Monday, December 13, 2010

A Very Carpenter Christmas 1: In The Mouth of Madness

So, yes, Christmas is upon us, and unfortunately that's not really an opportune time for horror movie buffs such as myself. Sure, as a human being who enjoys good food, gifts and company, it's quite excellent, but the hateful little gnome that lives in my brain just can't find sustenance through a month centered around joy and the goodwill of man. Sure, one could try surviving on darkly humorous and, for some reason, very controversial horror comedies centered around the Yuletide, but I say bah to that. So instead, this Holiday, I will be covering some of the works of John Carpenter, not all of them obviously, he's made a lot of movies, and I can't use my hands for writing all the time, you know, it's hard to drink mulled wine without the help of ones hands, after all. But enough about that, let's start the first installment of A Very Carpenter Christmas, where we'll be looking at a rather Lovecraftian flick called In The Mouth of Madness. Oh, and as per usual, here be spoilers.
Uh, what were we talking about again?

So, the thing about Lovecraft is that one thinks "Oh, interdimensional horrors and all that is groovy-pants and all, but no way anyone's going to make a movie out of it." Then, along comes John Carpenter and goes "HA," in a way that usually implies that one is about to prove the previous speaker wrong. In The Mouth Of Madness is the medium he chose for this. The story follows John Trent, played by Sam Neil, resident sceptic and insurance fraud investigator and Linda Styles, played by Julie Carmen, chief editor for the enigmatic writer and target of the journey, Sutter Cane, played by Jürgen Prochnow. In short, Cane's gone AWOL, and the publishers is claiming insurance since it doesn't look like he'll be able to deliver the manuscript for the titular book in time. Neil thinks this is a scam, of course, and starts to track down the town of Hobb's End, where Cane's books are set. This seems to be difficult, since Hobb's End doesn't seem to exist, but hey, finding the unfindable is step 1 in any self-respecting Lovecraftian story. So needless to say, he finds the town, but it would seem it has a little problem. One, nobody can quite determine if the town existed at all before Cane started writing the books and Two: Beings from a different world who seems keen on invading the earth because beings from a different world in nine out of ten cases are humongous dicks.

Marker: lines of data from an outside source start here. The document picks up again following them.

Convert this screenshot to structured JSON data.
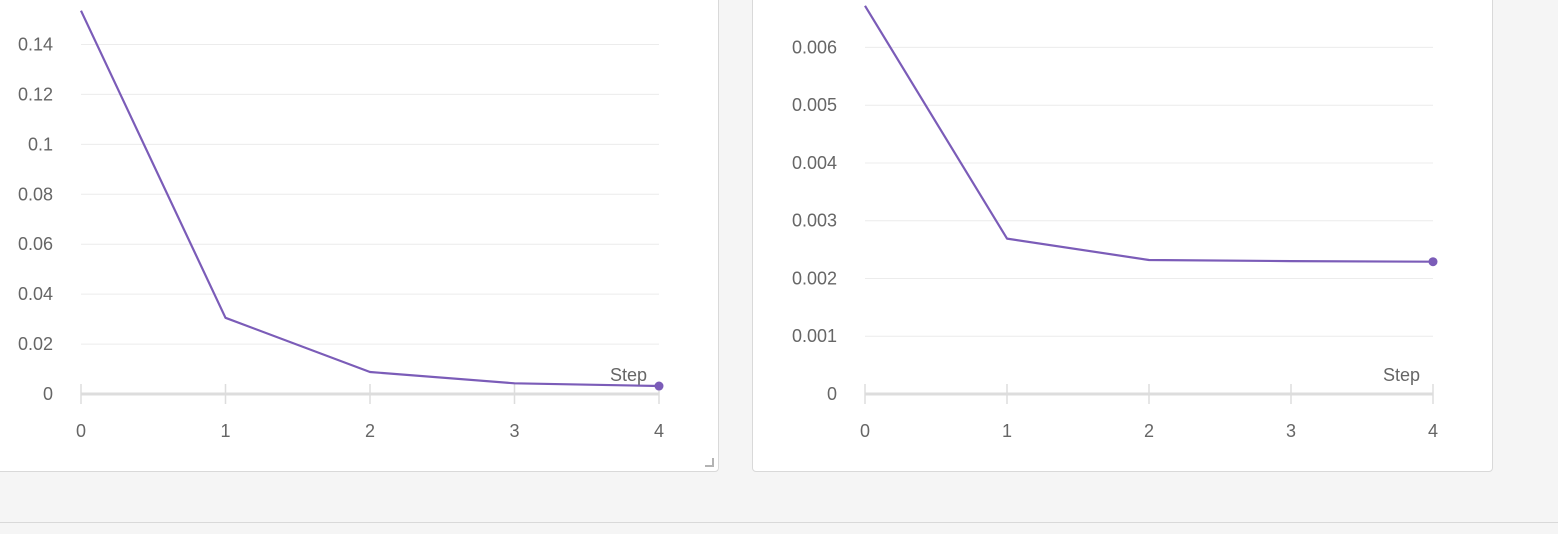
{
  "charts": [
    {
      "panel": "left",
      "chart_data": {
        "type": "line",
        "xlabel": "Step",
        "ylabel": "",
        "x": [
          0,
          1,
          2,
          3,
          4
        ],
        "xlim": [
          0,
          4
        ],
        "ylim": [
          0,
          0.155
        ],
        "xticks": [
          "0",
          "1",
          "2",
          "3",
          "4"
        ],
        "yticks": [
          {
            "value": 0,
            "label": "0"
          },
          {
            "value": 0.02,
            "label": "0.02"
          },
          {
            "value": 0.04,
            "label": "0.04"
          },
          {
            "value": 0.06,
            "label": "0.06"
          },
          {
            "value": 0.08,
            "label": "0.08"
          },
          {
            "value": 0.1,
            "label": "0.1"
          },
          {
            "value": 0.12,
            "label": "0.12"
          },
          {
            "value": 0.14,
            "label": "0.14"
          }
        ],
        "grid": true,
        "series": [
          {
            "values": [
              0.1535,
              0.0305,
              0.0088,
              0.0043,
              0.0032
            ]
          }
        ]
      }
    },
    {
      "panel": "right",
      "chart_data": {
        "type": "line",
        "xlabel": "Step",
        "ylabel": "",
        "x": [
          0,
          1,
          2,
          3,
          4
        ],
        "xlim": [
          0,
          4
        ],
        "ylim": [
          0,
          0.0067
        ],
        "xticks": [
          "0",
          "1",
          "2",
          "3",
          "4"
        ],
        "yticks": [
          {
            "value": 0,
            "label": "0"
          },
          {
            "value": 0.001,
            "label": "0.001"
          },
          {
            "value": 0.002,
            "label": "0.002"
          },
          {
            "value": 0.003,
            "label": "0.003"
          },
          {
            "value": 0.004,
            "label": "0.004"
          },
          {
            "value": 0.005,
            "label": "0.005"
          },
          {
            "value": 0.006,
            "label": "0.006"
          }
        ],
        "grid": true,
        "series": [
          {
            "values": [
              0.00672,
              0.00269,
              0.00232,
              0.0023,
              0.00229
            ]
          }
        ]
      }
    }
  ],
  "colors": {
    "line": "#7b5cb8",
    "grid": "#ececec",
    "axis": "#dddddd",
    "tick_label": "#666666",
    "panel_border": "#d9d9d9",
    "background": "#f5f5f5"
  }
}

This is probably bad news...

Now, this movie does something right a lot of other "otherworldly horror"-movies often does wrong. They keep the beasties mysterious. Sure, there are some degree of explanation about just what the hell they're supposed to be, but the definitions that are made are vague enough that one can easily imagine that it's merely the most complete way a human can understand it without going insane. Though, that doesn't seem to help Neil, who takes just a couple too many hits to the SAN (Geek Joke, ho!) in the end, and one could be forgiven for wondering how much of what we saw really happened.

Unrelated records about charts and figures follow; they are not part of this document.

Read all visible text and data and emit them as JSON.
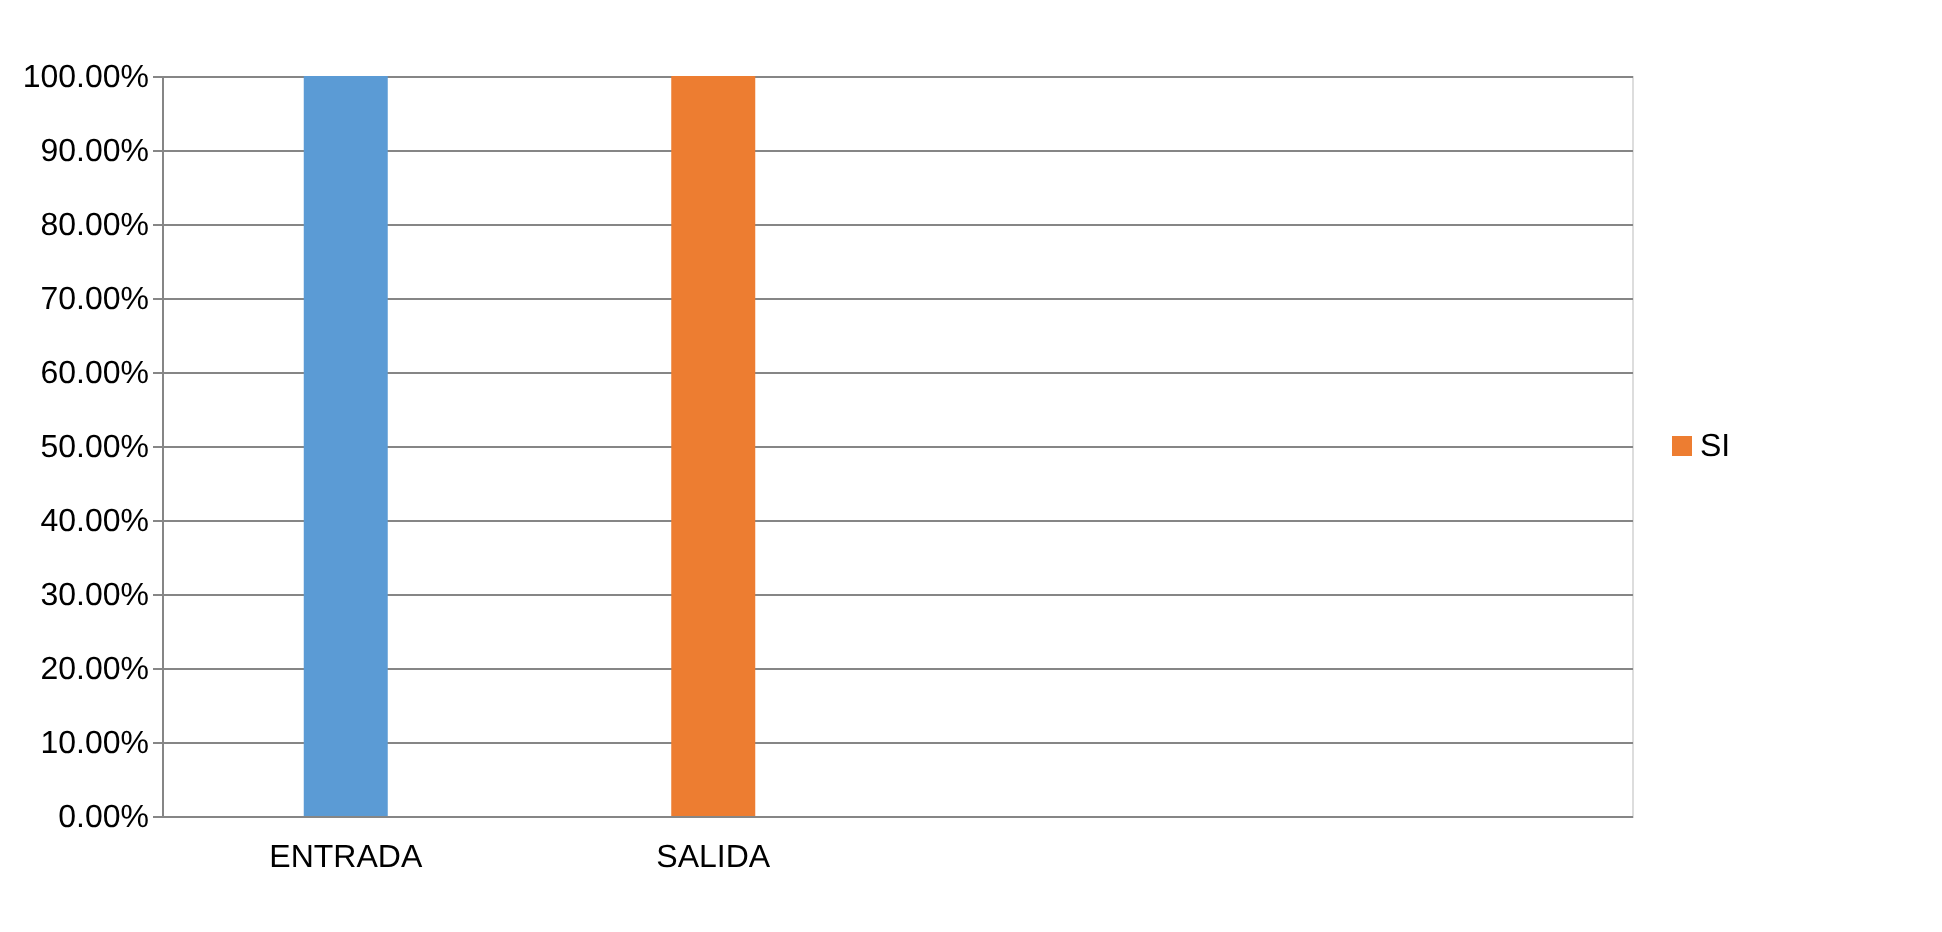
{
  "chart_data": {
    "type": "bar",
    "categories": [
      "ENTRADA",
      "SALIDA",
      null,
      null
    ],
    "series": [
      {
        "name": "SI",
        "color": "#ed7d31",
        "colors": [
          "#5b9bd5",
          "#ed7d31",
          "#ed7d31",
          "#ed7d31"
        ],
        "values": [
          100,
          100,
          null,
          null
        ]
      }
    ],
    "ylim": [
      0,
      100
    ],
    "yticks": [
      {
        "value": 0,
        "label": "0.00%"
      },
      {
        "value": 10,
        "label": "10.00%"
      },
      {
        "value": 20,
        "label": "20.00%"
      },
      {
        "value": 30,
        "label": "30.00%"
      },
      {
        "value": 40,
        "label": "40.00%"
      },
      {
        "value": 50,
        "label": "50.00%"
      },
      {
        "value": 60,
        "label": "60.00%"
      },
      {
        "value": 70,
        "label": "70.00%"
      },
      {
        "value": 80,
        "label": "80.00%"
      },
      {
        "value": 90,
        "label": "90.00%"
      },
      {
        "value": 100,
        "label": "100.00%"
      }
    ],
    "grid": "y",
    "legend": "right"
  }
}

This film is also delightfully meta, since it turns out Cane's writing either changes reality, or that he's tasked to "narrate" the fall of all that is known by the mindrendering powers that be. Either way, one could interpret that the whole tale is about a character that realizes he is a character in a book. Unfortunately for him, it wasn't precisely a romantic comedy he landed himself in. If one accepts this way of looking at it, one could ask oneself if this wouldn't have been a story better told in a book. Well, concepts not quite unlike it have worked before, but it also demonstrates the strength of Carpenter's filmmaking, when he actually can communicate the incredibly tricky idea in a medium that requires such a degree of visual coherency and sense as film, if you excuse me slipping into film geek overdrive for a moment there.

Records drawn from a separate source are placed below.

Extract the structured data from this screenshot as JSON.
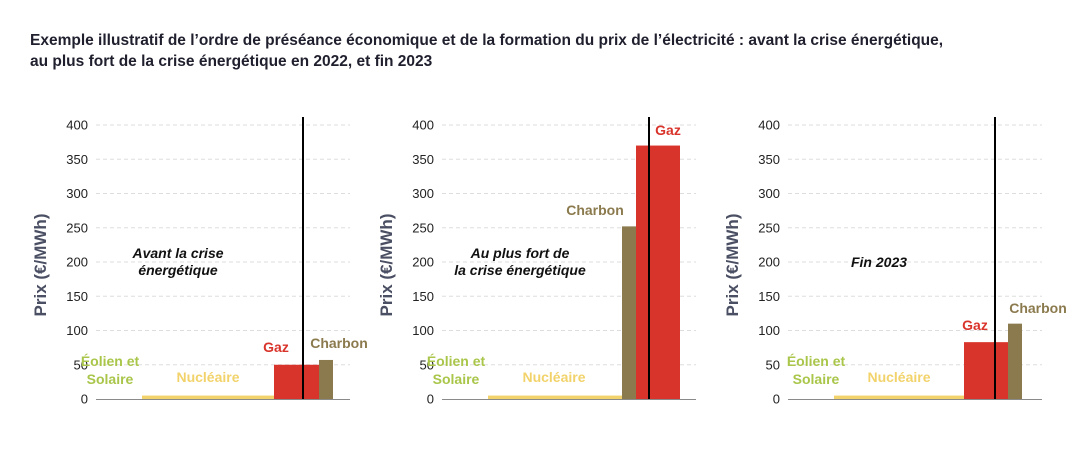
{
  "title_lines": [
    "Exemple illustratif de l’ordre de préséance économique et de la formation du prix de l’électricité :  avant la crise énergétique,",
    "au plus fort de la crise énergétique en 2022, et fin 2023"
  ],
  "colors": {
    "solar_wind": "#a9c64a",
    "nuclear": "#f2d36b",
    "gas": "#d9342b",
    "coal": "#8b7a4d",
    "axis_label": "#4b4f63",
    "grid": "#dddddd"
  },
  "chart_data": [
    {
      "type": "bar",
      "ylabel": "Prix (€/MWh)",
      "ylim": [
        0,
        400
      ],
      "yticks": [
        "0",
        "50",
        "100",
        "150",
        "200",
        "250",
        "300",
        "350",
        "400"
      ],
      "annotation": [
        "Avant la crise",
        "énergétique"
      ],
      "demand_line": "vertical black line at marginal plant",
      "bars": [
        {
          "label": [
            "Éolien et",
            "Solaire"
          ],
          "value": 0,
          "color_key": "solar_wind"
        },
        {
          "label": [
            "Nucléaire"
          ],
          "value": 5,
          "color_key": "nuclear"
        },
        {
          "label": [
            "Gaz"
          ],
          "value": 50,
          "color_key": "gas"
        },
        {
          "label": [
            "Charbon"
          ],
          "value": 57,
          "color_key": "coal"
        }
      ]
    },
    {
      "type": "bar",
      "ylabel": "Prix (€/MWh)",
      "ylim": [
        0,
        400
      ],
      "yticks": [
        "0",
        "50",
        "100",
        "150",
        "200",
        "250",
        "300",
        "350",
        "400"
      ],
      "annotation": [
        "Au plus fort de",
        "la crise énergétique"
      ],
      "demand_line": "vertical black line at marginal plant",
      "bars": [
        {
          "label": [
            "Éolien et",
            "Solaire"
          ],
          "value": 0,
          "color_key": "solar_wind"
        },
        {
          "label": [
            "Nucléaire"
          ],
          "value": 5,
          "color_key": "nuclear"
        },
        {
          "label": [
            "Charbon"
          ],
          "value": 252,
          "color_key": "coal"
        },
        {
          "label": [
            "Gaz"
          ],
          "value": 370,
          "color_key": "gas"
        }
      ]
    },
    {
      "type": "bar",
      "ylabel": "Prix (€/MWh)",
      "ylim": [
        0,
        400
      ],
      "yticks": [
        "0",
        "50",
        "100",
        "150",
        "200",
        "250",
        "300",
        "350",
        "400"
      ],
      "annotation": [
        "Fin 2023"
      ],
      "demand_line": "vertical black line at marginal plant",
      "bars": [
        {
          "label": [
            "Éolien et",
            "Solaire"
          ],
          "value": 0,
          "color_key": "solar_wind"
        },
        {
          "label": [
            "Nucléaire"
          ],
          "value": 5,
          "color_key": "nuclear"
        },
        {
          "label": [
            "Gaz"
          ],
          "value": 83,
          "color_key": "gas"
        },
        {
          "label": [
            "Charbon"
          ],
          "value": 110,
          "color_key": "coal"
        }
      ]
    }
  ]
}
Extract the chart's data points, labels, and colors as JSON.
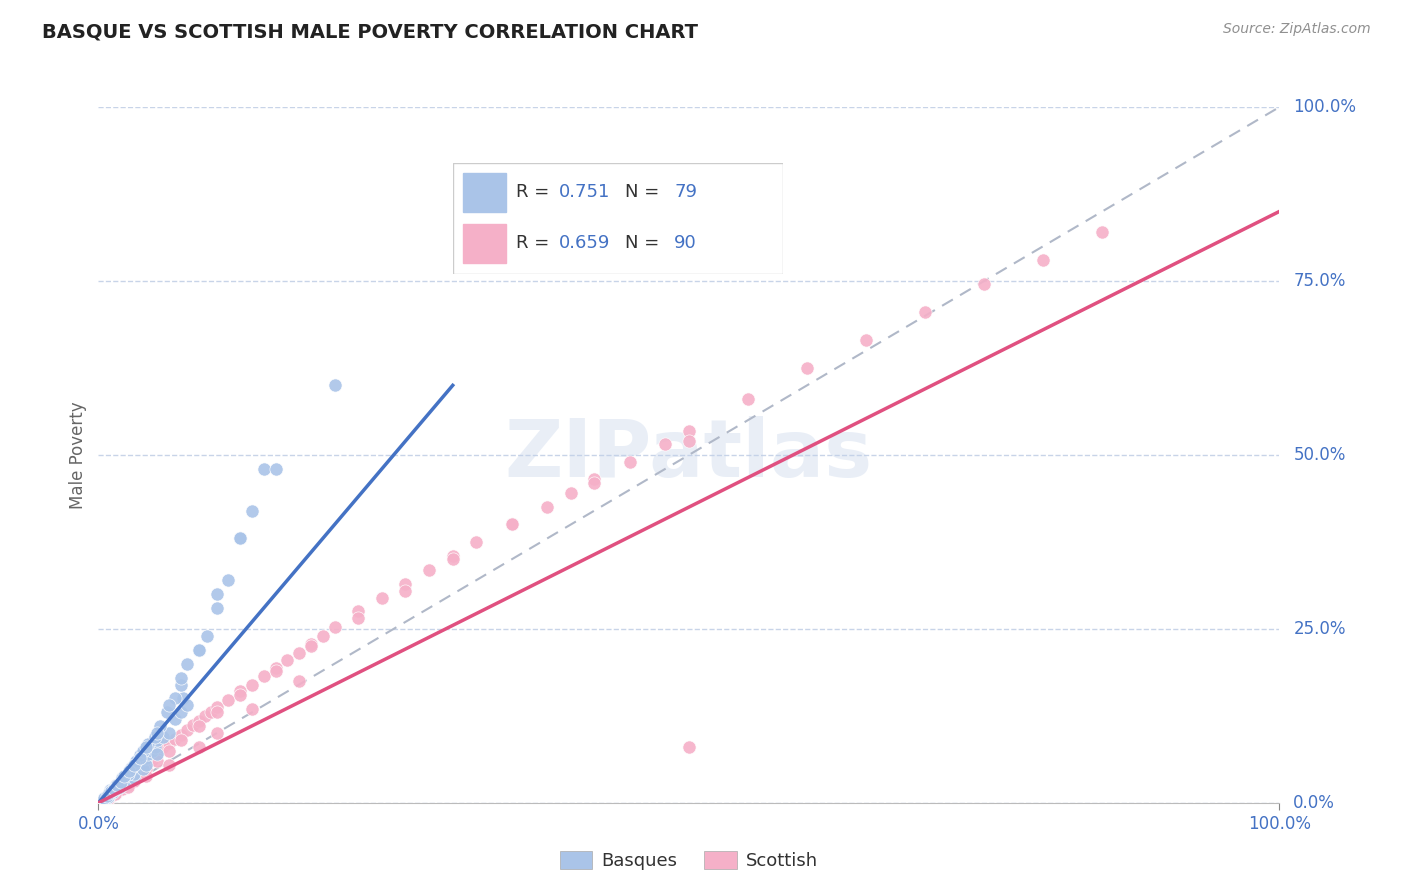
{
  "title": "BASQUE VS SCOTTISH MALE POVERTY CORRELATION CHART",
  "source": "Source: ZipAtlas.com",
  "ylabel": "Male Poverty",
  "xlim": [
    0,
    1
  ],
  "ylim": [
    0,
    1
  ],
  "basque_R": 0.751,
  "basque_N": 79,
  "scottish_R": 0.659,
  "scottish_N": 90,
  "basque_color": "#aac4e8",
  "scottish_color": "#f5b0c8",
  "basque_line_color": "#4472c4",
  "scottish_line_color": "#e05080",
  "diagonal_color": "#b0b8c8",
  "grid_color": "#c8d4e8",
  "title_color": "#222222",
  "source_color": "#909090",
  "legend_text_color": "#4472c4",
  "basque_line_x": [
    0.0,
    0.3
  ],
  "basque_line_y": [
    0.0,
    0.6
  ],
  "scottish_line_x": [
    0.0,
    1.0
  ],
  "scottish_line_y": [
    0.0,
    0.85
  ],
  "basque_scatter_x": [
    0.005,
    0.008,
    0.01,
    0.01,
    0.012,
    0.015,
    0.015,
    0.018,
    0.02,
    0.02,
    0.02,
    0.022,
    0.025,
    0.025,
    0.028,
    0.03,
    0.03,
    0.03,
    0.032,
    0.035,
    0.038,
    0.04,
    0.04,
    0.042,
    0.045,
    0.048,
    0.05,
    0.05,
    0.055,
    0.06,
    0.065,
    0.07,
    0.072,
    0.075,
    0.008,
    0.01,
    0.012,
    0.015,
    0.018,
    0.02,
    0.025,
    0.028,
    0.032,
    0.035,
    0.038,
    0.042,
    0.048,
    0.052,
    0.058,
    0.065,
    0.07,
    0.075,
    0.085,
    0.092,
    0.1,
    0.11,
    0.12,
    0.13,
    0.14,
    0.005,
    0.007,
    0.009,
    0.011,
    0.013,
    0.016,
    0.019,
    0.022,
    0.026,
    0.03,
    0.035,
    0.04,
    0.05,
    0.06,
    0.07,
    0.085,
    0.1,
    0.12,
    0.15,
    0.2
  ],
  "basque_scatter_y": [
    0.006,
    0.009,
    0.012,
    0.018,
    0.015,
    0.02,
    0.025,
    0.022,
    0.03,
    0.035,
    0.025,
    0.028,
    0.04,
    0.032,
    0.045,
    0.035,
    0.05,
    0.042,
    0.055,
    0.06,
    0.048,
    0.065,
    0.055,
    0.07,
    0.075,
    0.08,
    0.09,
    0.07,
    0.095,
    0.1,
    0.12,
    0.13,
    0.15,
    0.14,
    0.008,
    0.015,
    0.018,
    0.022,
    0.028,
    0.035,
    0.042,
    0.05,
    0.06,
    0.068,
    0.075,
    0.085,
    0.095,
    0.11,
    0.13,
    0.15,
    0.17,
    0.2,
    0.22,
    0.24,
    0.28,
    0.32,
    0.38,
    0.42,
    0.48,
    0.007,
    0.01,
    0.014,
    0.017,
    0.02,
    0.025,
    0.03,
    0.038,
    0.045,
    0.055,
    0.065,
    0.08,
    0.1,
    0.14,
    0.18,
    0.22,
    0.3,
    0.38,
    0.48,
    0.6
  ],
  "scottish_scatter_x": [
    0.005,
    0.008,
    0.01,
    0.012,
    0.015,
    0.018,
    0.02,
    0.022,
    0.025,
    0.028,
    0.03,
    0.032,
    0.035,
    0.038,
    0.04,
    0.042,
    0.045,
    0.048,
    0.05,
    0.055,
    0.06,
    0.065,
    0.07,
    0.075,
    0.08,
    0.085,
    0.09,
    0.095,
    0.1,
    0.11,
    0.12,
    0.13,
    0.14,
    0.15,
    0.16,
    0.17,
    0.18,
    0.19,
    0.2,
    0.22,
    0.24,
    0.26,
    0.28,
    0.3,
    0.32,
    0.35,
    0.38,
    0.4,
    0.42,
    0.45,
    0.48,
    0.5,
    0.55,
    0.6,
    0.65,
    0.7,
    0.75,
    0.8,
    0.85,
    0.01,
    0.015,
    0.02,
    0.025,
    0.03,
    0.035,
    0.04,
    0.05,
    0.06,
    0.07,
    0.085,
    0.1,
    0.12,
    0.15,
    0.18,
    0.22,
    0.26,
    0.3,
    0.35,
    0.42,
    0.5,
    0.008,
    0.014,
    0.025,
    0.04,
    0.06,
    0.085,
    0.1,
    0.13,
    0.17,
    0.5
  ],
  "scottish_scatter_y": [
    0.004,
    0.007,
    0.01,
    0.014,
    0.016,
    0.02,
    0.024,
    0.027,
    0.03,
    0.035,
    0.038,
    0.042,
    0.046,
    0.05,
    0.055,
    0.058,
    0.062,
    0.068,
    0.072,
    0.08,
    0.086,
    0.092,
    0.098,
    0.105,
    0.112,
    0.118,
    0.125,
    0.13,
    0.138,
    0.148,
    0.16,
    0.17,
    0.182,
    0.194,
    0.205,
    0.216,
    0.228,
    0.24,
    0.252,
    0.275,
    0.295,
    0.315,
    0.335,
    0.355,
    0.375,
    0.4,
    0.425,
    0.445,
    0.465,
    0.49,
    0.515,
    0.535,
    0.58,
    0.625,
    0.665,
    0.705,
    0.745,
    0.78,
    0.82,
    0.008,
    0.014,
    0.02,
    0.026,
    0.032,
    0.04,
    0.048,
    0.06,
    0.075,
    0.09,
    0.11,
    0.13,
    0.155,
    0.19,
    0.225,
    0.265,
    0.305,
    0.35,
    0.4,
    0.46,
    0.52,
    0.006,
    0.012,
    0.022,
    0.038,
    0.055,
    0.08,
    0.1,
    0.135,
    0.175,
    0.08
  ]
}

Not that the cover spoils anything of the above

Now, for the most important question to me, right up there with "is it well made" is "is it scary?" I'd say yes, there's plenty of foreboding freakyness before shit hits the fan, and once it does... well, it's Lovecraftian. It's interesting how it kinda feels like the world is going to hell, and the characters are just surviving the shit that happens to fly their way. It's a bit like that one scene in Pulse, well, both of them, but the original did them better, where our heroes run out to see a plane crash while the streets filled up with ghost-thingies. It's a refreshing break of pace from the scary movies that more or less entirely revolve around the main character, thus bumfucking any sense of scale and dread. Ironically, one could argue that the story is a lot more centered on the protagonists than even these, but that's getting into metafiction-territories that I don't feel like braving.

All in all, I'd recomend In The Mouth Of Madness, both to people who already like Lovecraft-styled terrors, and to people who would like a quick and (relatively) easy taste at what sort of terrors this horror subgenre can bring you, although you might want to be able to stomach metafiction, if you're going to brave this one.